- Babaganoyj (eggplant)
- Tomato salad
- chickpea dip with “beef”
- potato kibbeh
The list above is what I had intended to make for our first mezze night. It didn’t work out exactly as I had hoped though.
First to make the babaganoyj (spelling taken from the book I used, but there seem to be a few ways). The recipe, from the book Arak and Mezze: The Taste of Lebanon, said to put the whole eggplant in the oven and roast it, turning, until the skin was brown. It seemed unlikely to happen in the 5 minutes prescribed, but I gave it a go. It took 15 minutes, but it did get there, to my relief.
Next was to scoop out the flesh and mash it. As I sliced into the eggplant I could sense there might be a problem – it was a really, really seedy one. I was supposed to remove the seeds, but there were just too many, so I left them in. I then tried to mash it, only to find that some of it was better cooked than other parts.
I tried to keep on, and added the tahini, lemon juice, etc, but in the end it was a seedy, uneven, overwhelmingly-tahini-flavoured mush, that just didin’t work. Even Mr thought it was a bit crap, and he eats just about anything. I didn’t get a photo before it was added to the compost, so you’ll just have to take my word for it. Ah well, on to the potato kibbeh and tomato salad.
However, I got home, looked through the pantry and realised I didn’t actually buy any potatoes or sour cream (for the tomato salad).
So, onwards and upwards I turned my hand to making cauliflower kibbeh instead. Kibbeh, in this context, seems to mean mashed something with burghul.
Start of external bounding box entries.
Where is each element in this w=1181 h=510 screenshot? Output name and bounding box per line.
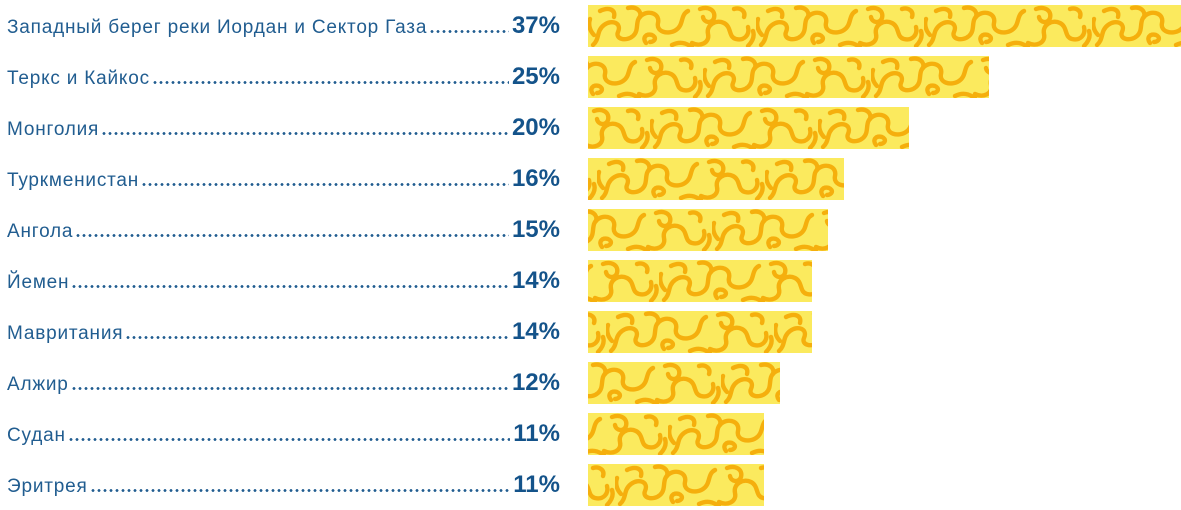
chart-row: Туркменистан 16% [0,153,1181,204]
row-value: 14% [511,266,560,294]
leader-dots [101,131,509,135]
row-value: 20% [511,113,560,141]
leader-dots [75,233,509,237]
row-value: 14% [511,317,560,345]
chart-row: Монголия 20% [0,102,1181,153]
row-label: Мавритания [7,322,124,344]
row-label: Алжир [7,373,69,395]
bar-wrap [588,412,1181,455]
leader-dots [71,284,509,288]
bar [588,310,812,353]
row-value: 37% [511,11,560,39]
bar [588,106,909,149]
bar [588,55,989,98]
bar [588,463,764,506]
bar-wrap [588,361,1181,404]
leader-dots [70,386,509,390]
bar [588,361,780,404]
bar-wrap [588,55,1181,98]
row-label-area: Западный берег реки Иордан и Сектор Газа… [7,12,560,40]
bar-wrap [588,208,1181,251]
chart-row: Судан 11% [0,408,1181,459]
row-label: Теркс и Кайкос [7,67,150,89]
row-label: Йемен [7,271,70,293]
chart-row: Йемен 14% [0,255,1181,306]
leader-dots [141,182,509,186]
bar-wrap [588,259,1181,302]
bar-wrap [588,4,1181,47]
chart-row: Мавритания 14% [0,306,1181,357]
leader-dots [429,29,509,33]
leader-dots [125,335,509,339]
leader-dots [151,80,509,84]
leader-dots [67,437,511,441]
bar [588,4,1181,47]
bar-wrap [588,106,1181,149]
row-label-area: Йемен 14% [7,267,560,295]
row-label-area: Теркс и Кайкос 25% [7,63,560,91]
row-label-area: Туркменистан 16% [7,165,560,193]
bar [588,412,764,455]
bar [588,208,828,251]
row-value: 11% [513,419,560,447]
row-label-area: Эритрея 11% [7,471,560,499]
row-value: 25% [511,62,560,90]
bar-wrap [588,310,1181,353]
bar-wrap [588,157,1181,200]
row-label-area: Мавритания 14% [7,318,560,346]
row-value: 11% [513,470,560,498]
row-value: 12% [511,368,560,396]
row-label: Монголия [7,118,100,140]
bar-wrap [588,463,1181,506]
chart-row: Эритрея 11% [0,459,1181,510]
leader-dots [89,488,511,492]
row-label-area: Судан 11% [7,420,560,448]
chart-row: Западный берег реки Иордан и Сектор Газа… [0,0,1181,51]
row-label: Западный берег реки Иордан и Сектор Газа [7,16,428,38]
chart-row: Ангола 15% [0,204,1181,255]
bar [588,259,812,302]
bar [588,157,844,200]
row-label-area: Монголия 20% [7,114,560,142]
row-value: 15% [511,215,560,243]
row-value: 16% [511,164,560,192]
row-label-area: Ангола 15% [7,216,560,244]
row-label: Судан [7,424,66,446]
chart-row: Алжир 12% [0,357,1181,408]
row-label: Эритрея [7,475,88,497]
row-label: Ангола [7,220,74,242]
row-label-area: Алжир 12% [7,369,560,397]
chart-row: Теркс и Кайкос 25% [0,51,1181,102]
row-label: Туркменистан [7,169,140,191]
So, I steamed and mashed and soaked and salted, and it turned out like this:
A very yummy use of my second favourite vegetable.
For the salad, I just cut up tomatoes, marinated them in lemon juice and sumac, then mixed them with cucumber, parsley and some spinach from our garden. Yum.
The last part of our meal was the best, and certainly the easiest, due to some cheating on my part.
We had hommus with “beef”, however I used bought hommus from Aldi (perhaps the best bought hommus in Australia) and Sanitarium mince, so it was pretty easy. This was tasty, filling, and a little different than our usual use of hommus, so I’ve added the recipe for you to recreate some fast food at home.
Easy-Peasy Cheaters’ Vegan Hommus with Beef
- 250g Hommus
- 1/2 cup pine nuts
- 1 tablespoon olive oil
- 1 onion, chopped finely
- 1 packet Sanitarium (or other) vegan mince
- 1/2 tsp fennel powder
- 1 tsp cumin
- 1/2 tsp cayenne pepper
- 2 tbsp dried parsley flakes
- salt and pepper to taste
- In a dry pan toast the pine nuts. Watch them closely, as they burn easily. Put aside.
- In the same pan heat some olive oil, and cook the onion for 5-10 minutes, until translucent.
- Add the mince, and mash with a fork.
- Stir the spices through, and add salt to your tastes.
- Remove from heat, stir the pine nuts through.
- On a serving plate, arrange the hommus in a ring, with a well in the middle. Put the mince and pine-nut mixture into the ring. Serve with vegetables and flat bread.